Cathy Dodson, a black woman from Wichita Falls, stood up during a recent hearing over the potential for removing a Confederate monument at city hall.
According to a report from the Wichita Falls Times Record News, Dodson was one of many who spoke at the meeting, but it was clear that her remarks could be considered the most impactful of them all.
Dodson, a resident of the area for 41 years, insisted that the monument is irrelevant to her and shouldn’t pose any concern to Wichita Falls citizens.
Dodson recalled a time where she was a working single mother in the 1980s and was forced to apply for food stamps in order to support herself and her son.
“Speaking as a black person living in the city, I can honestly tell you the black folks in Wichita Falls don’t care one way or another about that monument,” she said. “That’s why they’re not here. They don’t care.”
Dodson went on to recall her own personal story in Wichita Falls.
“One of my proudest moments was when I walked into that welfare office and told them, ‘I don’t need these food stamps anymore. I can feed myself and my son,'” she said.
“Fast-forward 38 years,” she continued. “I own 17 homes right here in Wichita Falls. … and run a bed and breakfast. I have made a success out of my life out of hard work and perseverance.”
Dodson — now a millionaire — credited her success to hard work and perseverance, and said the “rock,” or the Confederate monument, did not prevent her from overcoming obstacles and standing on her own two feet.
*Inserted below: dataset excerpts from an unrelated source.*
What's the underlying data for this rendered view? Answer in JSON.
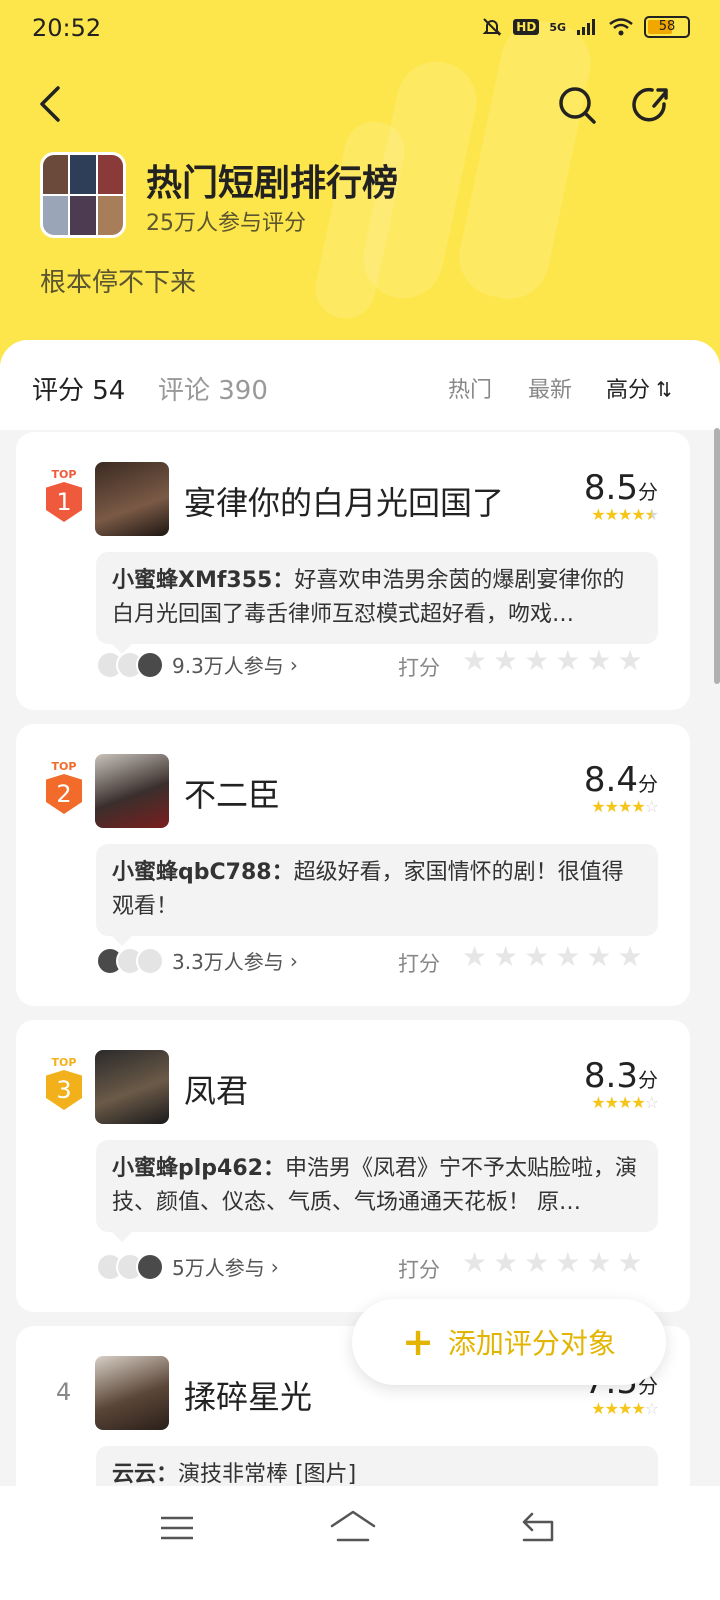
{
  "status_bar": {
    "time": "20:52",
    "network": "5G",
    "battery": "58",
    "battery_level": 0.58
  },
  "header": {
    "title": "热门短剧排行榜",
    "participants": "25万人参与评分",
    "subtitle": "根本停不下来"
  },
  "tabs": {
    "rating_label": "评分 54",
    "comment_label": "评论 390",
    "sort_hot": "热门",
    "sort_new": "最新",
    "sort_high": "高分",
    "sort_icon": "sort-icon"
  },
  "items": [
    {
      "rank": "1",
      "top_label": "TOP",
      "title": "宴律你的白月光回国了",
      "score": "8.5",
      "score_unit": "分",
      "stars": 4.5,
      "commenter": "小蜜蜂XMf355：",
      "comment": "好喜欢申浩男余茵的爆剧宴律你的白月光回国了毒舌律师互怼模式超好看，吻戏…",
      "participants": "9.3万人参与",
      "rate_label": "打分"
    },
    {
      "rank": "2",
      "top_label": "TOP",
      "title": "不二臣",
      "score": "8.4",
      "score_unit": "分",
      "stars": 4,
      "commenter": "小蜜蜂qbC788：",
      "comment": "超级好看，家国情怀的剧！很值得观看！",
      "participants": "3.3万人参与",
      "rate_label": "打分"
    },
    {
      "rank": "3",
      "top_label": "TOP",
      "title": "凤君",
      "score": "8.3",
      "score_unit": "分",
      "stars": 4,
      "commenter": "小蜜蜂plp462：",
      "comment": "申浩男《凤君》宁不予太贴脸啦，演技、颜值、仪态、气质、气场通通天花板！ 原…",
      "participants": "5万人参与",
      "rate_label": "打分"
    },
    {
      "rank": "4",
      "title": "揉碎星光",
      "score": "7.5",
      "score_unit": "分",
      "stars": 4,
      "commenter": "云云：",
      "comment": "演技非常棒 [图片]"
    }
  ],
  "fab": {
    "label": "添加评分对象"
  },
  "colors": {
    "brand_yellow": "#fde64b",
    "accent_gold": "#e3b400",
    "star": "#f5c518",
    "rank1": "#ef5a3c",
    "rank2": "#f26b2a",
    "rank3": "#f2b01b"
  }
}
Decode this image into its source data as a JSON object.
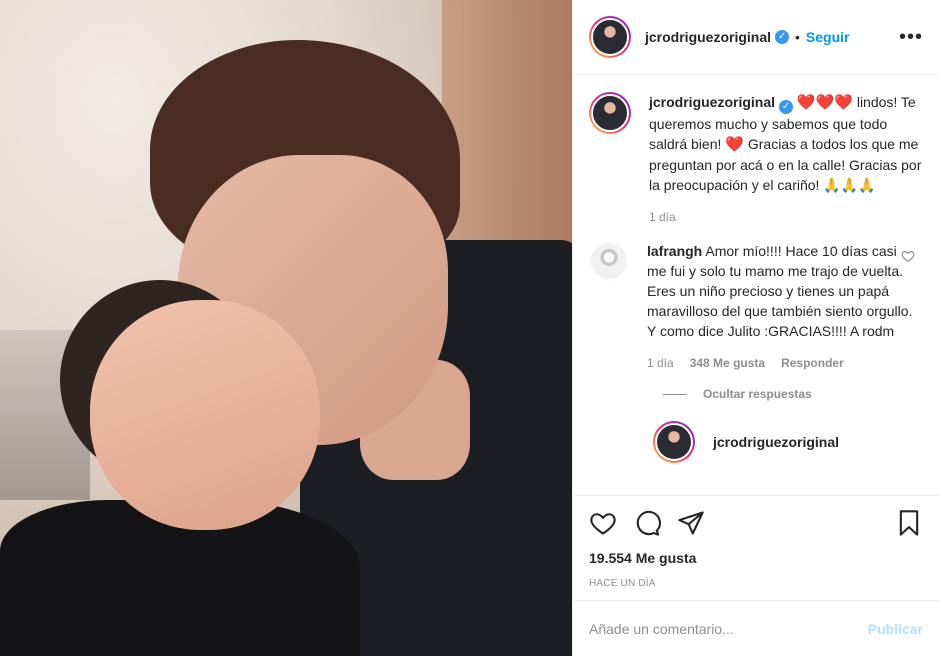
{
  "header": {
    "username": "jcrodriguezoriginal",
    "separator": "•",
    "follow_label": "Seguir",
    "more_label": "•••"
  },
  "caption": {
    "username": "jcrodriguezoriginal",
    "hearts_top": "❤️❤️❤️",
    "text_1": "lindos! Te queremos mucho y sabemos que todo saldrá bien!",
    "heart_mid": "❤️",
    "text_2": "Gracias a todos los que me preguntan por acá o en la calle! Gracias por la preocupación y el cariño!",
    "emoji_end": "🙏🙏🙏",
    "time": "1 día"
  },
  "comment_1": {
    "username": "lafrangh",
    "text": "Amor mío!!!! Hace 10 días casi me fui y solo tu mamo me trajo de vuelta. Eres un niño precioso y tienes un papá maravilloso del que también siento orgullo. Y como dice Julito :GRACIAS!!!! A rodm",
    "time": "1 día",
    "likes": "348 Me gusta",
    "reply_label": "Responder",
    "hide_replies": "Ocultar respuestas"
  },
  "reply_1": {
    "username": "jcrodriguezoriginal"
  },
  "actions": {
    "likes_count": "19.554 Me gusta",
    "date": "HACE UN DÍA"
  },
  "add_comment": {
    "placeholder": "Añade un comentario...",
    "publish_label": "Publicar"
  },
  "colors": {
    "accent": "#0095f6",
    "publish_disabled": "#b2dffc",
    "verified": "#3897f0",
    "muted": "#8e8e8e"
  }
}
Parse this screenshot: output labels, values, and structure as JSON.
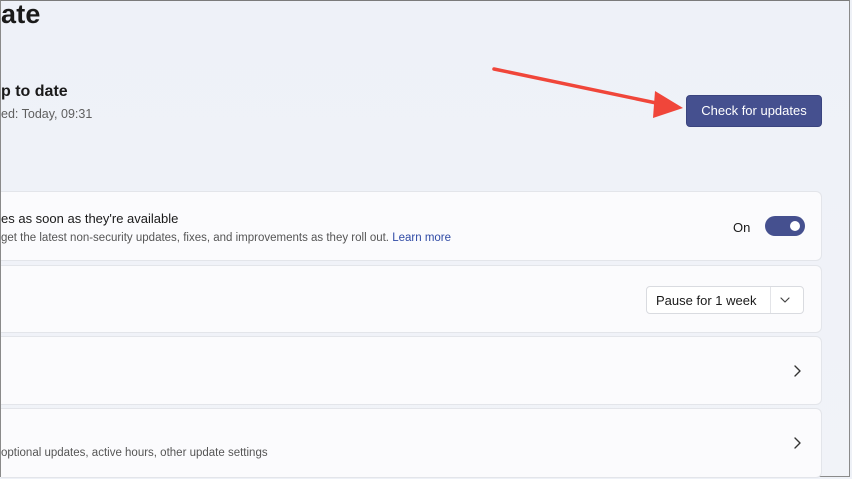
{
  "page": {
    "title": "ate"
  },
  "status": {
    "heading": "p to date",
    "last_checked": "ed: Today, 09:31"
  },
  "actions": {
    "check_updates_label": "Check for updates"
  },
  "annotation": {
    "arrow_color": "#f0463a"
  },
  "cards": {
    "latest_updates": {
      "title": "es as soon as they're available",
      "description": "get the latest non-security updates, fixes, and improvements as they roll out.",
      "link": "Learn more",
      "toggle_label": "On",
      "toggle_state": true
    },
    "pause": {
      "dropdown_value": "Pause for 1 week"
    },
    "history": {},
    "advanced": {
      "description": "optional updates, active hours, other update settings"
    }
  },
  "colors": {
    "accent": "#45508f",
    "link": "#2f4aa5",
    "background": "#eef1f7",
    "card": "#fbfbfd"
  }
}
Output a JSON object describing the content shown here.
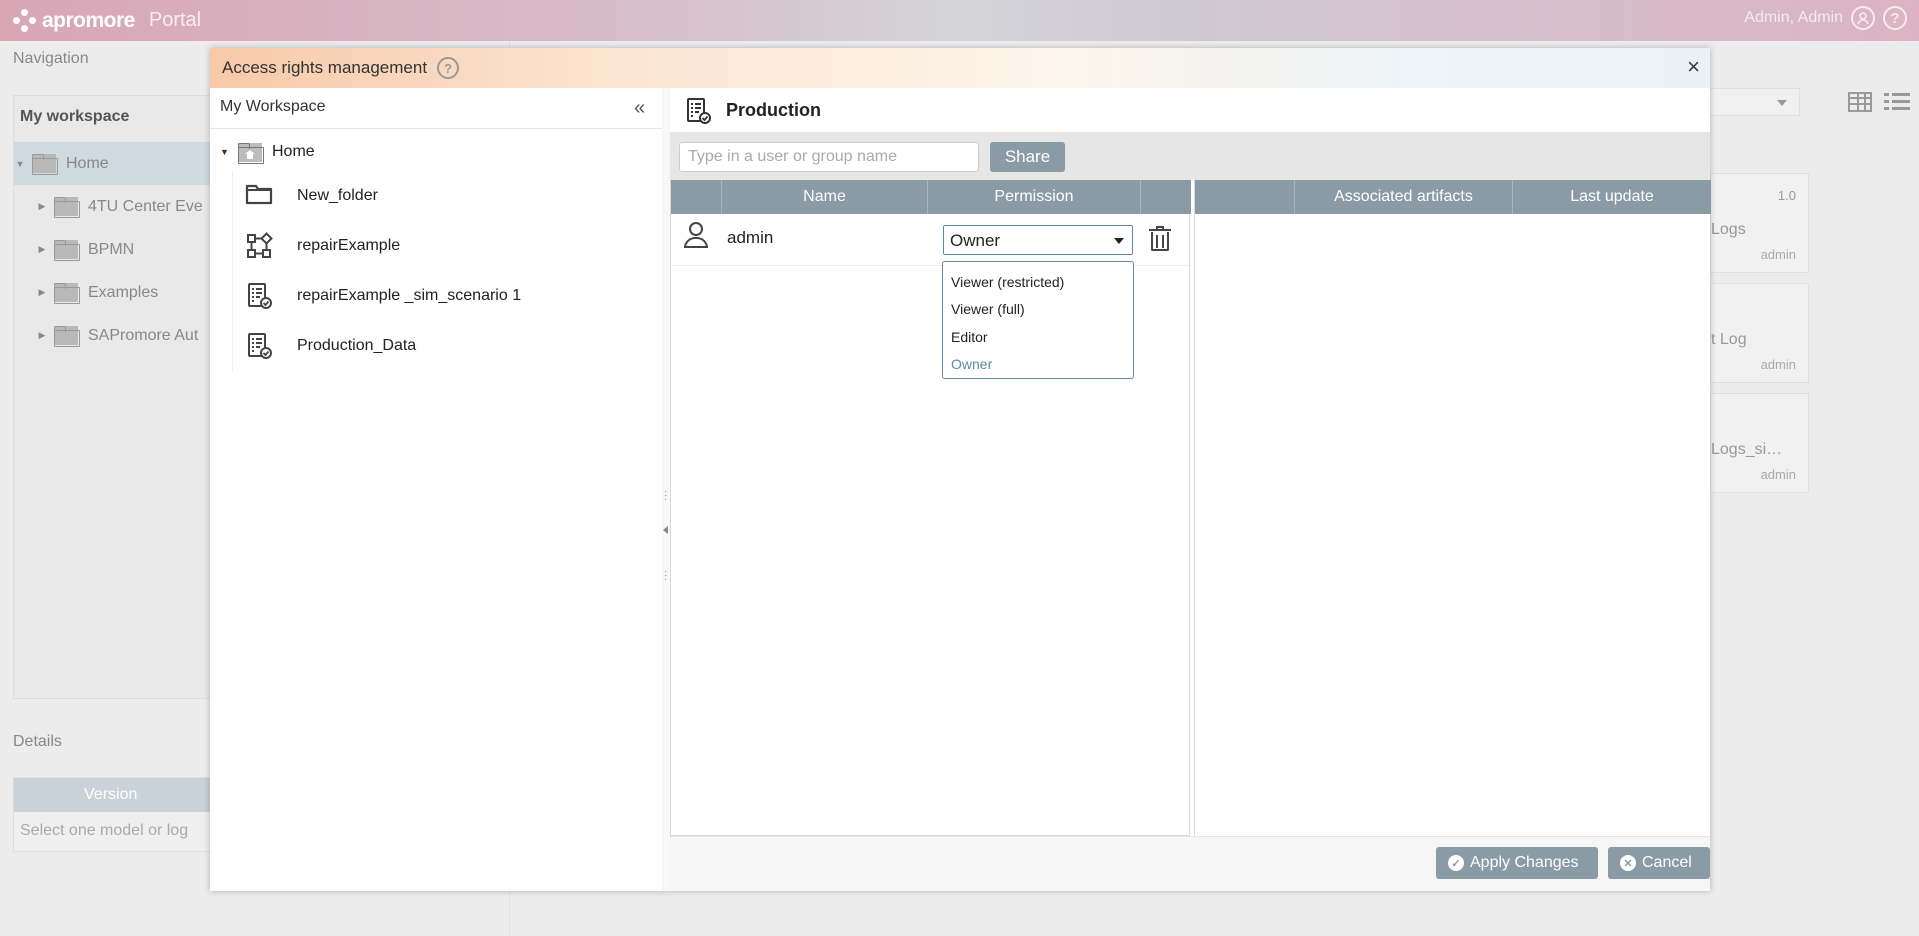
{
  "app": {
    "brand": "apromore",
    "product": "Portal",
    "user": "Admin, Admin",
    "user_icon": "user-circle-icon",
    "help_icon": "help-circle-icon"
  },
  "background": {
    "navigation_title": "Navigation",
    "workspace_title": "My workspace",
    "tree": [
      {
        "label": "Home",
        "selected": true
      },
      {
        "label": "4TU Center Eve"
      },
      {
        "label": "BPMN"
      },
      {
        "label": "Examples"
      },
      {
        "label": "SAPromore Aut"
      }
    ],
    "details_title": "Details",
    "details_column": "Version",
    "details_placeholder": "Select one model or log",
    "cards": [
      {
        "version": "1.0",
        "name": "Logs",
        "owner": "admin"
      },
      {
        "version": "",
        "name": "t Log",
        "owner": "admin"
      },
      {
        "version": "",
        "name": "Logs_si…",
        "owner": "admin"
      }
    ]
  },
  "modal": {
    "title": "Access rights management",
    "close": "×",
    "left": {
      "header": "My Workspace",
      "collapse": "«",
      "root": "Home",
      "items": [
        {
          "label": "New_folder",
          "icon": "folder-icon"
        },
        {
          "label": "repairExample",
          "icon": "process-model-icon"
        },
        {
          "label": "repairExample _sim_scenario 1",
          "icon": "event-log-icon"
        },
        {
          "label": "Production_Data",
          "icon": "event-log-icon"
        }
      ]
    },
    "right": {
      "title": "Production",
      "share_placeholder": "Type in a user or group name",
      "share_button": "Share",
      "columns": [
        "",
        "Name",
        "Permission",
        ""
      ],
      "artifact_columns": [
        "",
        "Associated artifacts",
        "Last update"
      ],
      "rows": [
        {
          "name": "admin",
          "permission": "Owner"
        }
      ],
      "permission_options": [
        "Viewer (restricted)",
        "Viewer (full)",
        "Editor",
        "Owner"
      ],
      "selected_option": "Owner"
    },
    "footer": {
      "apply": "Apply Changes",
      "cancel": "Cancel"
    }
  },
  "colors": {
    "accent": "#8a9ba6",
    "selection": "#5f89a6"
  }
}
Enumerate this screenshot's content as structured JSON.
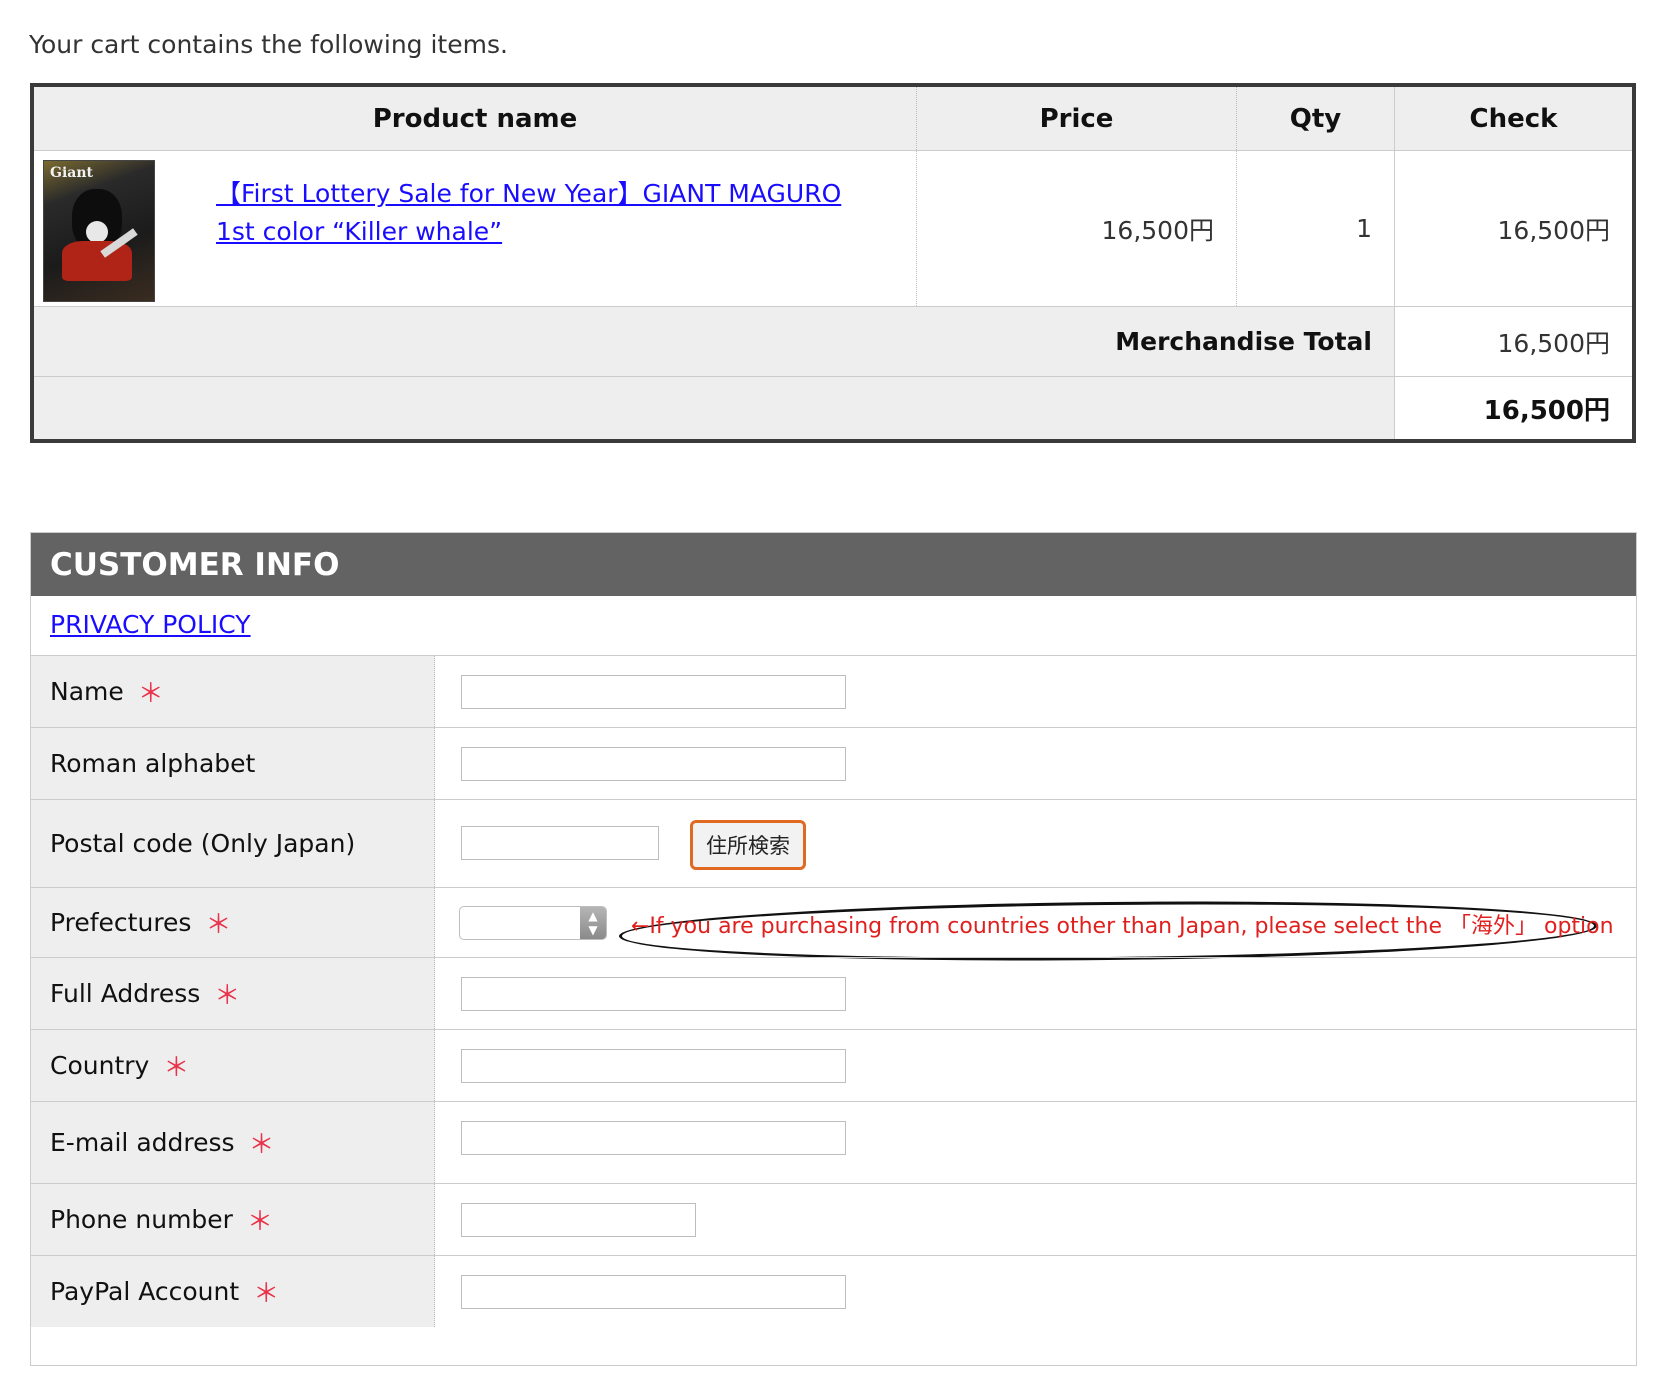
{
  "intro": "Your cart contains the following items.",
  "cart": {
    "headers": {
      "product": "Product name",
      "price": "Price",
      "qty": "Qty",
      "check": "Check"
    },
    "item": {
      "name": "【First Lottery Sale for New Year】GIANT MAGURO 1st color “Killer whale”",
      "thumb_logo": "Giant",
      "price": "16,500円",
      "qty": "1",
      "check": "16,500円"
    },
    "merch_label": "Merchandise Total",
    "merch_total": "16,500円",
    "grand_total": "16,500円"
  },
  "customer": {
    "title": "CUSTOMER INFO",
    "privacy": "PRIVACY POLICY",
    "required_mark": "＊",
    "fields": {
      "name": "Name",
      "roman": "Roman alphabet",
      "postal": "Postal code (Only Japan)",
      "prefectures": "Prefectures",
      "address": "Full Address",
      "country": "Country",
      "email": "E-mail address",
      "phone": "Phone number",
      "paypal": "PayPal Account"
    },
    "search_button": "住所検索",
    "prefecture_note": "←If you are purchasing from countries other than Japan, please select the 「海外」 option"
  },
  "colors": {
    "link": "#1a0dff",
    "header_bg": "#636363",
    "required": "#e8334a",
    "note": "#e0201f",
    "button_border": "#e06a22"
  }
}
“My success came in and happened in spite of that rock sitting in the front yard of Memorial Auditorium,” she continued. “It’s just a rock, it’s not good, not bad. It don’t have the ability to be racist. And it don’t have control over anybody. It’s just a rock.”
Dodson insisted that the city would be foolish to remove the statue, because it will help perpetuate an example of outrage culture and a distraction to the real issues the city — and others like it across the U.S. — is facing.
“The issue of removing the statue is a distraction and an excuse to dismantle this city,” she insisted. “If it comes down, there will be something else and something else and something else and something else to please these terrorist young folks.”
Dodson suggested that people would be better served by taking care of their fellow man.
“If BLM wanted to help black people in the area, they could help with their needs, like paying the rent, putting food on the table,” she added about Black Lives Matter. “That would be more beneficial.”
This week, the council determined it would take no action removing on the Sons of Our Southland Confederate monument, which some believe honors the Confederate soldiers. Instead, citizens will make the final decision: The council made a motion to have the council place the item on the November ballot.